Эти слова, дорогая Мэри, может быть, неуклюжи, но выражают мои желания и чувства. Я намерен жить долго и сделать немало вещей, которые мне не стыдно было бы подарить тебе – давшей мне так много. Надеюсь, придет день, когда я смогу сказать себе: «Я стал художником благодаря Мэри Хаскелл»[87].
Скоро полночь. Уже не слышно печальных русских песен, которые часто по вечерам нежным голосом поет женщина в студии напротив. Полная тишина. Доброй ночи, дорогая. Тысячу раз – доброй тебе ночи.
Хал иль
Париж, 23 августа 1910
...По возвращении из Лондона[89] все дни живу меж красок и штрихов, словно птица, что выпорхнула из клетки и, раскинув крылья, парит над полями и долами. Этюды, написанные нынче, – лучшее, что я сделал в Париже.
Сейчас у меня такое чувство, будто чьи-то незримые руки стирают пыль с зеркала моей души, срывают пелену с моих глаз и позволяют мне видеть более явственно, чем прежде, образы и фигуры, затмевающие своим блеском и красотой все когда-либо виденное мною.
Искусство, Амин, это великое Божество. Прикоснуться к краям его одежд мы можем лишь пальцами, очищенными огнем, а посмотреть в его лицо мы можем лишь глазами, полными слез!..
Нью-Йорк, 19 мая 1911
...Я пытаюсь проповедовать здешним сирийцам, которые полагаются на новый режим в Турции[90], чтобы они полагались на себя. Хочу, чтобы эти бедняги поняли, что красивая ложь так же плоха, как безобразная. Трон могущественного султана зиждется на сыром песке. К чему склоняться перед потускневшим идолом, когда взгляд может устремляться в беспредельное пространство?..
Хая иль
Нью-Йорк, 29 февраля 1912
...С понедельника работаю над картиной. Закончил нижнюю фигуру, и она мне очень нравится. Хартинг и Перри, художники, живущие по соседству, считают, что это лучшая фигура из написанных мной, но я не часто полагаюсь на мнения художников.

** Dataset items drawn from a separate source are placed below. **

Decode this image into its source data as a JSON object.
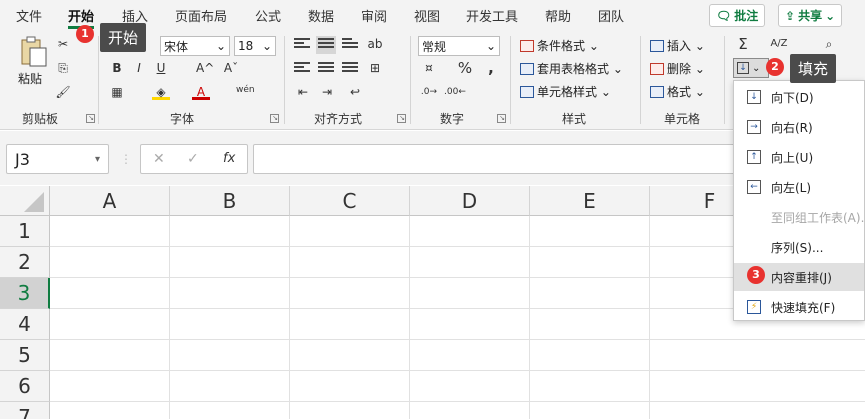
{
  "tabs": [
    "文件",
    "开始",
    "插入",
    "页面布局",
    "公式",
    "数据",
    "审阅",
    "视图",
    "开发工具",
    "帮助",
    "团队"
  ],
  "top_buttons": {
    "comment": "批注",
    "share": "共享"
  },
  "clipboard": {
    "paste": "粘贴",
    "group": "剪贴板"
  },
  "font": {
    "name": "宋体",
    "size": "18",
    "group": "字体",
    "bold": "B",
    "italic": "I",
    "underline": "U",
    "grow": "A^",
    "shrink": "Aˇ",
    "wen": "wén"
  },
  "alignment": {
    "group": "对齐方式"
  },
  "number": {
    "format": "常规",
    "group": "数字",
    "percent": "%",
    "comma": ","
  },
  "styles": {
    "conditional": "条件格式",
    "table": "套用表格格式",
    "cell": "单元格样式",
    "group": "样式"
  },
  "cells": {
    "insert": "插入",
    "delete": "删除",
    "format": "格式",
    "group": "单元格"
  },
  "editing": {
    "sum": "Σ",
    "sort": "A/Z",
    "find": "⌕"
  },
  "formula_bar": {
    "cell_ref": "J3",
    "cancel": "✕",
    "enter": "✓",
    "fx": "fx",
    "value": ""
  },
  "columns": [
    "A",
    "B",
    "C",
    "D",
    "E",
    "F"
  ],
  "rows": [
    "1",
    "2",
    "3",
    "4",
    "5",
    "6",
    "7"
  ],
  "selected_row": "3",
  "fill_menu": [
    {
      "label": "向下(D)",
      "icon": "↓",
      "disabled": false,
      "highlighted": false
    },
    {
      "label": "向右(R)",
      "icon": "→",
      "disabled": false,
      "highlighted": false
    },
    {
      "label": "向上(U)",
      "icon": "↑",
      "disabled": false,
      "highlighted": false
    },
    {
      "label": "向左(L)",
      "icon": "←",
      "disabled": false,
      "highlighted": false
    },
    {
      "label": "至同组工作表(A)...",
      "icon": "",
      "disabled": true,
      "highlighted": false
    },
    {
      "label": "序列(S)...",
      "icon": "",
      "disabled": false,
      "highlighted": false
    },
    {
      "label": "内容重排(J)",
      "icon": "",
      "disabled": false,
      "highlighted": true
    },
    {
      "label": "快速填充(F)",
      "icon": "⚡",
      "disabled": false,
      "highlighted": false
    }
  ],
  "annotations": [
    {
      "num": "1",
      "text": "开始"
    },
    {
      "num": "2",
      "text": "填充"
    },
    {
      "num": "3"
    }
  ],
  "colors": {
    "accent": "#107c41",
    "badge": "#e8322f",
    "tooltip": "#4b4b4b"
  }
}
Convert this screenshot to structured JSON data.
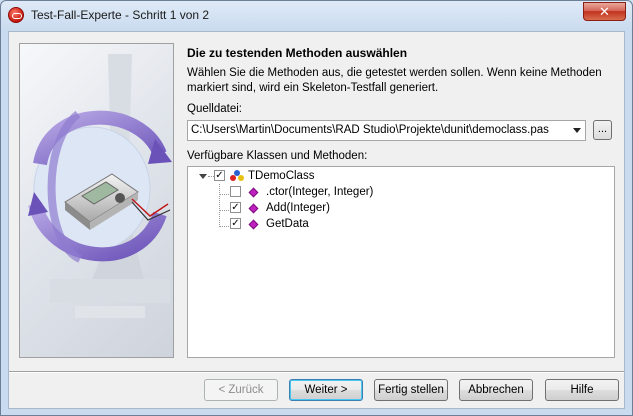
{
  "window": {
    "title": "Test-Fall-Experte - Schritt 1 von 2",
    "close_label": "✕"
  },
  "page": {
    "heading": "Die zu testenden Methoden auswählen",
    "description": "Wählen Sie die Methoden aus, die getestet werden sollen. Wenn keine Methoden markiert sind, wird ein Skeleton-Testfall generiert."
  },
  "source": {
    "label": "Quelldatei:",
    "value": "C:\\Users\\Martin\\Documents\\RAD Studio\\Projekte\\dunit\\democlass.pas",
    "browse_label": "..."
  },
  "tree": {
    "label": "Verfügbare Klassen und Methoden:",
    "root": {
      "label": "TDemoClass",
      "checked": true,
      "expanded": true
    },
    "methods": [
      {
        "label": ".ctor(Integer, Integer)",
        "checked": false
      },
      {
        "label": "Add(Integer)",
        "checked": true
      },
      {
        "label": "GetData",
        "checked": true
      }
    ]
  },
  "buttons": {
    "back": "< Zurück",
    "next": "Weiter >",
    "finish": "Fertig stellen",
    "cancel": "Abbrechen",
    "help": "Hilfe"
  },
  "colors": {
    "method_icon": "#c020c0",
    "accent": "#3c7fb1"
  }
}
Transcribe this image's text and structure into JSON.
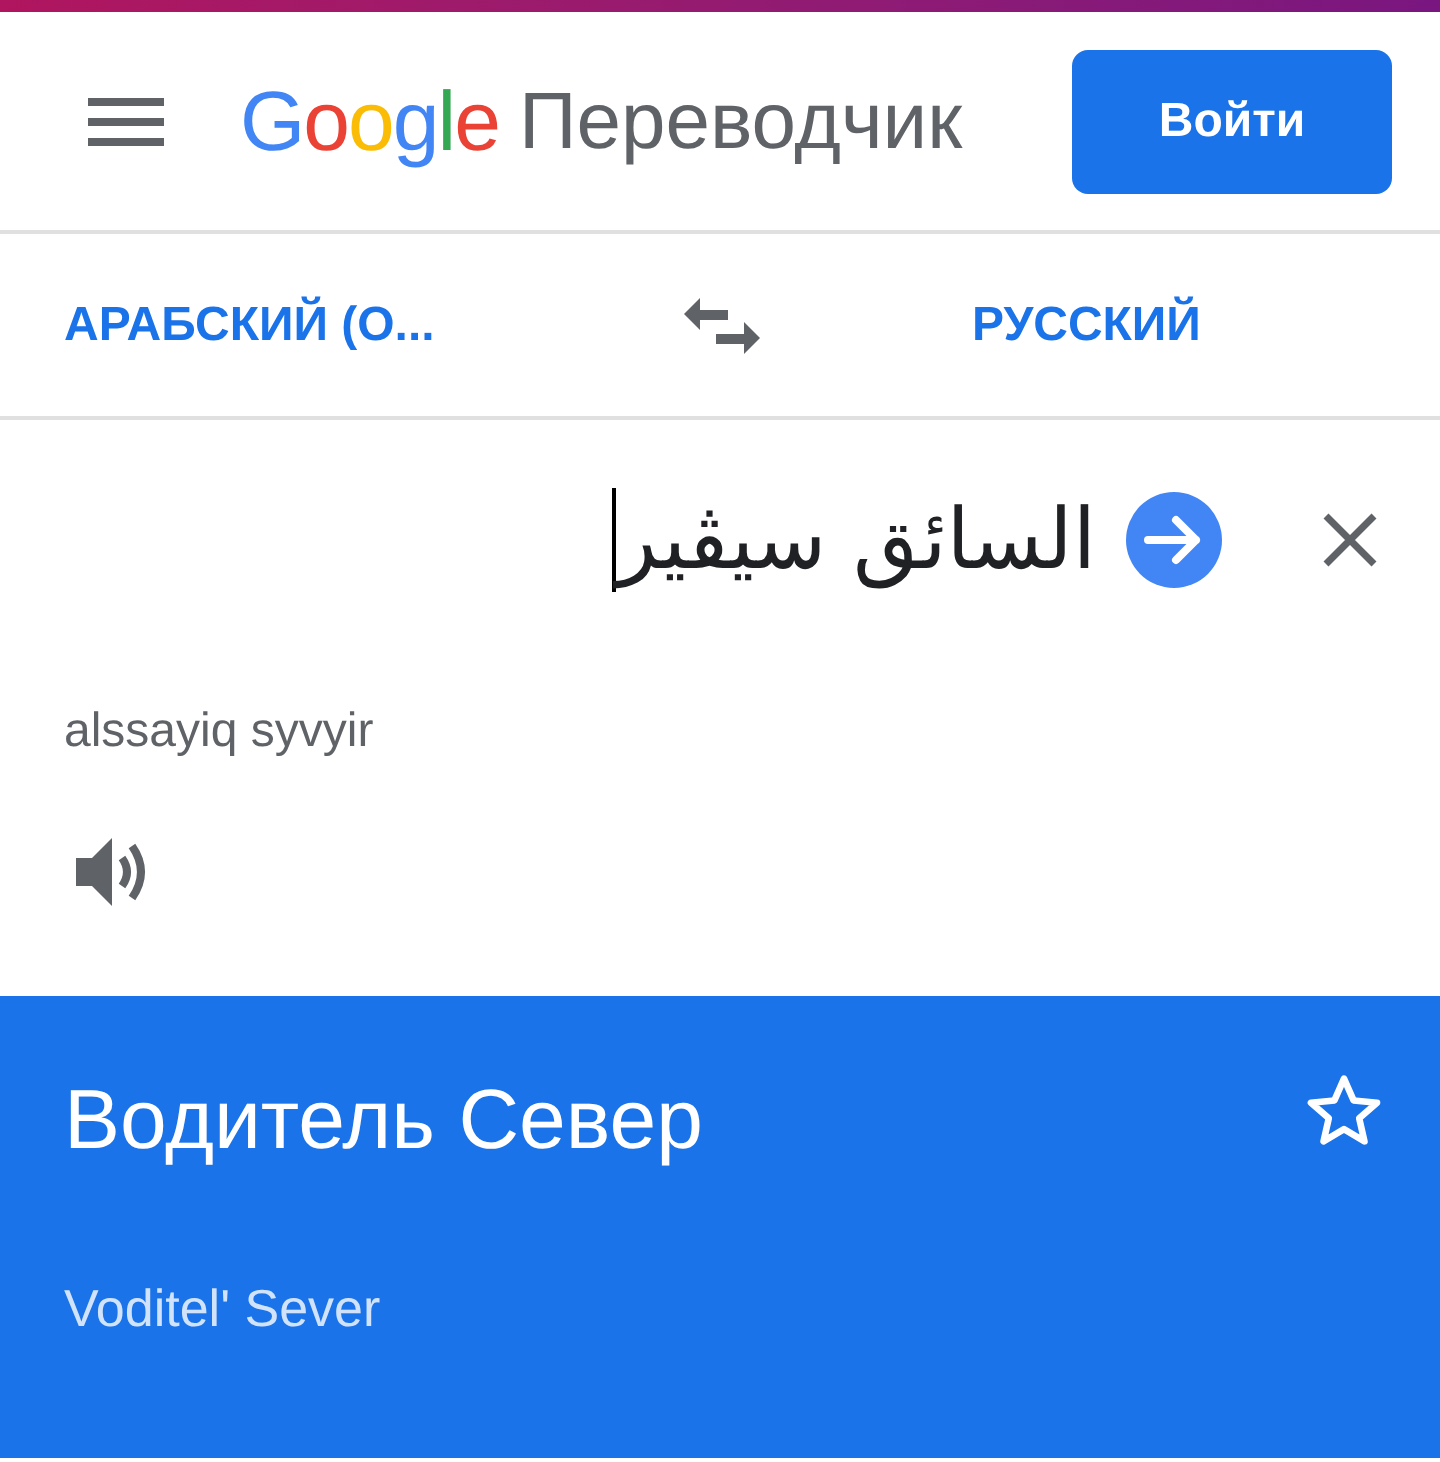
{
  "header": {
    "logo": "Google",
    "product": "Переводчик",
    "sign_in_button": "Войти"
  },
  "language_bar": {
    "source": "АРАБСКИЙ (О...",
    "target": "РУССКИЙ"
  },
  "input": {
    "value": "السائق سيڤير",
    "transliteration": "alssayiq syvyir"
  },
  "result": {
    "translation": "Водитель Север",
    "transliteration": "Voditel' Sever",
    "starred": false
  }
}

Мэри, я не чувствую себя и вполовину так хорошо, как следовало бы. Грипп никак не кончится, я еле волочу ноги и ужасно устаю. К тому же испытываю постоянное беспокойство. Завидую тем, кто может расслабиться, я совершенно этого не умею. Мой разум – словно ручей, всегда струится, всегда чего-то ищет, всегда журчит. Я родился со стрелой в сердце, которую одинаково больно и вытащить, и оставить.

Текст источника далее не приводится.